Data cleansing and preprocessing can occupy 40-70% of the workflow. We should start any analysis, modelling, or visualisation by getting to know the data and prepare the dataset for the next steps. Basic steps of data cleansing:
- Dropping useless or multiple columns.
- Coding categorical variables:
- if necessary: in case of visualisation, categorical form can be easier to understand, but some methods manage numerical data only
- Observing missing data:
- Look at the missing values by each variable and think about if further steps needed.
- Check if the missing is random or there could be relation or pattern between them.
- Observing text data:
- Remove text errors.
- Remove whitespaces.
- Date time formatting
Some ideas on missing data handling:
- Using median for numerical variables.
- Use median as it is not sensitive to outliers opposed to the mean. Of course, in some justified cases, mean also can be used.
- If we have categorical variables too, we can compute the mean indicators in the subgroups, so we can have a less biased solution.
- Using regression for numerical variables:
- Estimate the missing values with other variables.
- We can use either mean or median regression.

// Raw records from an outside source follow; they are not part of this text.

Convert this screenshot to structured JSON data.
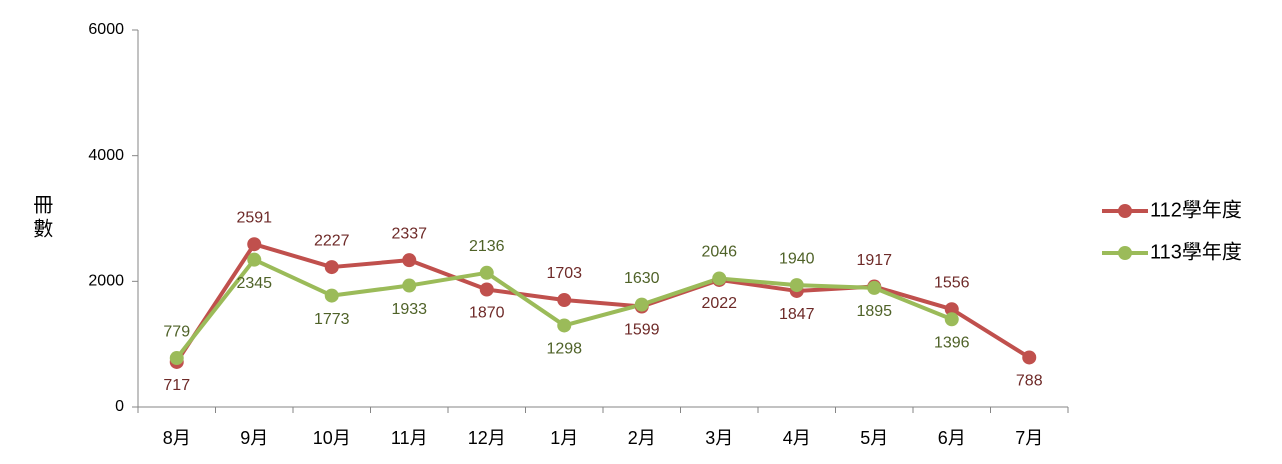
{
  "chart_data": {
    "type": "line",
    "y_label": "冊數",
    "categories": [
      "8月",
      "9月",
      "10月",
      "11月",
      "12月",
      "1月",
      "2月",
      "3月",
      "4月",
      "5月",
      "6月",
      "7月"
    ],
    "series": [
      {
        "name": "112學年度",
        "color": "#c0504d",
        "label_color": "#6e2a28",
        "values": [
          717,
          2591,
          2227,
          2337,
          1870,
          1703,
          1599,
          2022,
          1847,
          1917,
          1556,
          788
        ]
      },
      {
        "name": "113學年度",
        "color": "#9bbb59",
        "label_color": "#4f6228",
        "values": [
          779,
          2345,
          1773,
          1933,
          2136,
          1298,
          1630,
          2046,
          1940,
          1895,
          1396,
          null
        ]
      }
    ],
    "ylim": [
      0,
      6000
    ],
    "yticks": [
      0,
      2000,
      4000,
      6000
    ],
    "grid": false,
    "legend": "right"
  }
}
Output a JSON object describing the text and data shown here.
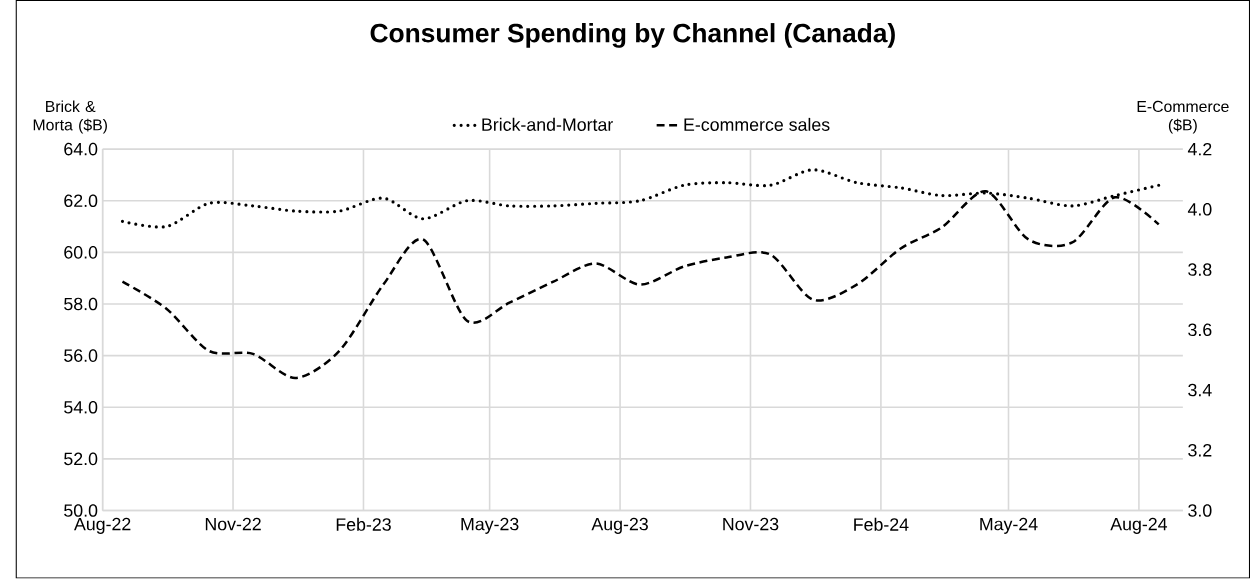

- Mode for categorical data.
- Using any classification or categorization method for categorical data:
- Binary or multinominal logistic regression.
- k-nearest neighbour method.
These methods can be used to manage random data missing. Before we pick which method to use, think about the analysis we are going to undertake, and choose the right method accordingly. (E.g., if we want to analyse with regression, our results would be biased if we use regression for data imputation too.)
The datacleaning part of the article based on Admond Lee’s article titled „The Simple Yet Practical Data Cleaning Codes”.